Step-by-step explanation:
To calculate the percent yield of C₂H₅Cl, we first need to determine the theoretical yield based on the stoichiometry of the balanced chemical equation. Since the question provides masses of both reactants, we must find out which reactant is the limiting reactant as it will determine the maximum amount of product that can be formed.
The reaction between ethane (C₂H₆) and chlorine (Cl₂) is:
- C₂H₆ + Cl₂ → C₂H₅Cl + HCl
Next, we convert the given masses of reactants to moles using their molar masses:
- Moles of C₂H₆ = 150 g / (2*12.01 + 6*1.008) g/mol = 6.803 moles
- Moles of Cl₂ = 205 g / (2*35.45) g/mol = 2.891 moles
According to the stoichiometry of the reaction, 1 mole of C₂H₆ reacts with 1 mole of Cl₂. Therefore, Cl₂ is the limiting reactant since there are fewer moles of it compared to C₂H₆.

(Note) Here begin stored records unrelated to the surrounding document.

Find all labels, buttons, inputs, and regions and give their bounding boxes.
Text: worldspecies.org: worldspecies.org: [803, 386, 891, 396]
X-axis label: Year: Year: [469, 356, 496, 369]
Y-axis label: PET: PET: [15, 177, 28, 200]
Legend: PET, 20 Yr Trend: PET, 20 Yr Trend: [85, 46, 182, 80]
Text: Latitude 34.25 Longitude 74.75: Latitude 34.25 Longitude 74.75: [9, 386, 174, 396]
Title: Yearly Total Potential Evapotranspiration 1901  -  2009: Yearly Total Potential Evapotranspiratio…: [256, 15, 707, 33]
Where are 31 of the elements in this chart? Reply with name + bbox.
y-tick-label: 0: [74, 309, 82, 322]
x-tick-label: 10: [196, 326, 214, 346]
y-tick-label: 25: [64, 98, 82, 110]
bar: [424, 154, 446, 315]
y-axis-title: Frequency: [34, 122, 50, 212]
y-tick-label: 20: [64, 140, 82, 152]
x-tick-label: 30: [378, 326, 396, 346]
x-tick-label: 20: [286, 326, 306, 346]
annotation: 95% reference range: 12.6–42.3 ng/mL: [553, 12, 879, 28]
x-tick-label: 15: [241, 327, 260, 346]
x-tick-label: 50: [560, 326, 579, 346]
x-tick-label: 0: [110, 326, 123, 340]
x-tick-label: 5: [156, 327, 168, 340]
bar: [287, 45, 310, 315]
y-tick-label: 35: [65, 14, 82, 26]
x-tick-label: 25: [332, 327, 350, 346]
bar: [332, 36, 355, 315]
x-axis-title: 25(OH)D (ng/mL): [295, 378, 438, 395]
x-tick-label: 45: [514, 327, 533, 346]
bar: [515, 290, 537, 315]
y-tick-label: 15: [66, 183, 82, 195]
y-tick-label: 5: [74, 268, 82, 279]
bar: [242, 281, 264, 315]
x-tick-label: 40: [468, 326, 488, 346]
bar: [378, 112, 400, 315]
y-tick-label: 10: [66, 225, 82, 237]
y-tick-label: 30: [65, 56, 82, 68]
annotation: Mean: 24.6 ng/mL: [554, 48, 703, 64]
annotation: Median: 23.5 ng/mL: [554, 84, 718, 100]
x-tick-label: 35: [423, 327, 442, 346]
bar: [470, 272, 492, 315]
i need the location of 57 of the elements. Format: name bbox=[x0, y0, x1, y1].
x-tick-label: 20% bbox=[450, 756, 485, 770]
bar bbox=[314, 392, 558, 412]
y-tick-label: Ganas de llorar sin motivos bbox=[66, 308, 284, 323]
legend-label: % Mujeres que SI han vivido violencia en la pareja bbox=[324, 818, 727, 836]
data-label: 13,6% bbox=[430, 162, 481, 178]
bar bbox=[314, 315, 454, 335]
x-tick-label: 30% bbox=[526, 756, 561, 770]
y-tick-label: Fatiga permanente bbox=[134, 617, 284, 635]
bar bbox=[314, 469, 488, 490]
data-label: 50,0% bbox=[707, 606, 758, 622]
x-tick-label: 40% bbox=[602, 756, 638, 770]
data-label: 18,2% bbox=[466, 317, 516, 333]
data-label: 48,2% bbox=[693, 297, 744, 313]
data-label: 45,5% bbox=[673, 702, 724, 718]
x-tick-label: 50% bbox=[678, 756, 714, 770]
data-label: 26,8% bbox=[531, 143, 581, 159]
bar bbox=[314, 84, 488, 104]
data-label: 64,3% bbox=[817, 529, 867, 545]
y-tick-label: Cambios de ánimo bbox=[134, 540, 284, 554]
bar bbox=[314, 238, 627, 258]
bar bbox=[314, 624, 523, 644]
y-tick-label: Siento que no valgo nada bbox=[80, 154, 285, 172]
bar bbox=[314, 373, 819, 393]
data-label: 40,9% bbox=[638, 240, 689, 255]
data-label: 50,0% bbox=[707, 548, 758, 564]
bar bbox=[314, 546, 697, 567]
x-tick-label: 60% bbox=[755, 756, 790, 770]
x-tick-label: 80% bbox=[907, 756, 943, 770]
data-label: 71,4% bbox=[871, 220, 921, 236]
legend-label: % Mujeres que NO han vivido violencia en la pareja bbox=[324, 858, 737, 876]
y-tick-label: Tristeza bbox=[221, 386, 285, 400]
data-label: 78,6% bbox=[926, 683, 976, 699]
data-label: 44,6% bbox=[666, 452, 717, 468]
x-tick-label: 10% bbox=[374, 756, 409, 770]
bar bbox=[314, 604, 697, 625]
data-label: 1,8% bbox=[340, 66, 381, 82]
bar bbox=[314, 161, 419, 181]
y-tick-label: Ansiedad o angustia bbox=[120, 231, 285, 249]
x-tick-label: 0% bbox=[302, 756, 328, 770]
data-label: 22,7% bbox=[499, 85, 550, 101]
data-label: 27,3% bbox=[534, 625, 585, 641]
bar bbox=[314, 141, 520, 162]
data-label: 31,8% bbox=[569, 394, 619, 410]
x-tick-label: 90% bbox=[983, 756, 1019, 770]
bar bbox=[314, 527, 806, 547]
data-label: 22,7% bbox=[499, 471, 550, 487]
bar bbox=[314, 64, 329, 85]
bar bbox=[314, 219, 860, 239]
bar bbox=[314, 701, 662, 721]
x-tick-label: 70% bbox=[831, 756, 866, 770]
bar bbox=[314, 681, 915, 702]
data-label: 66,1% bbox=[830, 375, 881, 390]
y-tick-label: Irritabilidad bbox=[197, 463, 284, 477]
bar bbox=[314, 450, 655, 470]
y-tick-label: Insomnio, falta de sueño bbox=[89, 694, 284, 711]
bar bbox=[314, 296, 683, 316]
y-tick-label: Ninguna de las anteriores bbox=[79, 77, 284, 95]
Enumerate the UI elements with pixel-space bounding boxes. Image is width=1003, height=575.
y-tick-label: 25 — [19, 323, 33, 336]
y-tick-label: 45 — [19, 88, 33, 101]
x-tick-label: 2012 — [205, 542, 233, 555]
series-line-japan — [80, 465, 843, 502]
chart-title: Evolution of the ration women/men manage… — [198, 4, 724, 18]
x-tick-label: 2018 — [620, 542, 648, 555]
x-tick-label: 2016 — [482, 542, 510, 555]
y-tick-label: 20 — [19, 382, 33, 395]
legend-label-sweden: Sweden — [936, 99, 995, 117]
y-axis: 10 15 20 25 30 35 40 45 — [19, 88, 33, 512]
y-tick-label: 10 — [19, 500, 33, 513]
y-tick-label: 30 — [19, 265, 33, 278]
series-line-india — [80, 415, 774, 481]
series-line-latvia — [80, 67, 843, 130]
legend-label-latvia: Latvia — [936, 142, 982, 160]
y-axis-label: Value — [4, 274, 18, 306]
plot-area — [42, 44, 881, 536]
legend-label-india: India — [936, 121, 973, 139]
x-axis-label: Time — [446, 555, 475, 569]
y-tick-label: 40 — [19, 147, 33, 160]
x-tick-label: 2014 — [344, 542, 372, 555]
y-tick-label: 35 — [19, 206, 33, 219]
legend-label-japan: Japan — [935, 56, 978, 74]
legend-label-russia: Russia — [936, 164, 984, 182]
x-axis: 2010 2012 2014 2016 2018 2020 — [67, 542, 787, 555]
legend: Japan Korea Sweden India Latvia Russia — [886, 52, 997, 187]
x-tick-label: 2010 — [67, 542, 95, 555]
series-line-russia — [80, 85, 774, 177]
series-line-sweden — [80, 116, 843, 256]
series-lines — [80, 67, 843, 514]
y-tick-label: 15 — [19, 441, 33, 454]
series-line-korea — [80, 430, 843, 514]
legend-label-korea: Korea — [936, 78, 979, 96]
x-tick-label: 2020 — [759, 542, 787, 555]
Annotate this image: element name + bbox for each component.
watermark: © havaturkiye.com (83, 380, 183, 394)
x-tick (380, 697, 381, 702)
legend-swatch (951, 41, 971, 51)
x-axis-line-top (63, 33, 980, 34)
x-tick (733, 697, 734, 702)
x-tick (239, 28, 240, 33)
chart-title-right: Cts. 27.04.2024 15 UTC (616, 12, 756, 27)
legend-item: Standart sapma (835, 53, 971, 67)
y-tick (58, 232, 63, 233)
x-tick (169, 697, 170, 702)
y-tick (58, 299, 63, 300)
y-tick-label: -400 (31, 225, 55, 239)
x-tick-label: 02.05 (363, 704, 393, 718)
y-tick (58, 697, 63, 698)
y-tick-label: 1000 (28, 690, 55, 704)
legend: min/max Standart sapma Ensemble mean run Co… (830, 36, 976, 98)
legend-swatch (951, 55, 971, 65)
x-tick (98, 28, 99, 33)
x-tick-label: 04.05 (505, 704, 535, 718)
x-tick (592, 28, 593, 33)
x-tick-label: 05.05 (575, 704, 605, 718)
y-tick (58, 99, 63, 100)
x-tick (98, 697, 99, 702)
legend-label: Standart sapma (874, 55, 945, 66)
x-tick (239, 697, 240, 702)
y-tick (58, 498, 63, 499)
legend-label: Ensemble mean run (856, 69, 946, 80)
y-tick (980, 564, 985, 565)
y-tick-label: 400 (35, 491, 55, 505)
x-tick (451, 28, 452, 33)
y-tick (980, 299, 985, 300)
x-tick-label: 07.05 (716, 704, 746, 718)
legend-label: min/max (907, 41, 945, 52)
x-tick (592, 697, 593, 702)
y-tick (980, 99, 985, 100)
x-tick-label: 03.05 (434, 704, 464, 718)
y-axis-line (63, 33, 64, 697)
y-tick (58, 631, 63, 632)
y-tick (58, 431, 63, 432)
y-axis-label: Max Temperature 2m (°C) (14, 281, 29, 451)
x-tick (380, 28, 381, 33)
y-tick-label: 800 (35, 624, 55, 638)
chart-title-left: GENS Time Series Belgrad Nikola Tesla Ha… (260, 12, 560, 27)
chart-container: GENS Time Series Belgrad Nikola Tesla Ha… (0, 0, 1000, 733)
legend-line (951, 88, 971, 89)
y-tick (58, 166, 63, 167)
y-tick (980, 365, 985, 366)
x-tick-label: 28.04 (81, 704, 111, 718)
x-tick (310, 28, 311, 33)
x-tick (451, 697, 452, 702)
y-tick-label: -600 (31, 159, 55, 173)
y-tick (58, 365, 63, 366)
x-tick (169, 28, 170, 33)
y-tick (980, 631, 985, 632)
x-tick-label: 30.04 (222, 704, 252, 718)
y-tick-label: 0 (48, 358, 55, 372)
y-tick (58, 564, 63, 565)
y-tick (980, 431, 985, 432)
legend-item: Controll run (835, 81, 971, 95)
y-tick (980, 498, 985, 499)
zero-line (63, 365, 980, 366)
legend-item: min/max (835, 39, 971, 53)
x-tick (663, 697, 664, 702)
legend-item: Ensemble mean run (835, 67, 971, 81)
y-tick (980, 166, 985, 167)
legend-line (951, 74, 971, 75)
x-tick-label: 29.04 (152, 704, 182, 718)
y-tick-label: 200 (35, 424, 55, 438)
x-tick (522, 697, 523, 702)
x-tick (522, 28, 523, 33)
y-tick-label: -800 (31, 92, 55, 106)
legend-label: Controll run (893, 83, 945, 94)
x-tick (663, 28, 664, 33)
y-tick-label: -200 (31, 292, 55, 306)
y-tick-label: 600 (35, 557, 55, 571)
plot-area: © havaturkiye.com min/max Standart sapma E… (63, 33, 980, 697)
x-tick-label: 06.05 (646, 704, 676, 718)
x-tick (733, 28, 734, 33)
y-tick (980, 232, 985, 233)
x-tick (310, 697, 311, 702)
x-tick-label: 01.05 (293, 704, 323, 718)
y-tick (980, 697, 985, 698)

We can then calculate the theoretical yield of C₂H₅Cl produced from the limiting reactant Cl₂:
- Theoretical yield of C₂H₅Cl = Moles of Cl₂ * Molar mass of C₂H₅Cl = 2.891 moles * (2*12.01 + 5*1.008 + 35.45) g/mol = 249.46 g
Finally, we calculate the percent yield using the actual yield and the theoretical yield:
- Percent yield = (Actual yield / Theoretical yield) * 100 = (172 g / 249.46 g) * 100 = 68.96%
The percent yield of C₂H₅Cl is therefore 68.96%.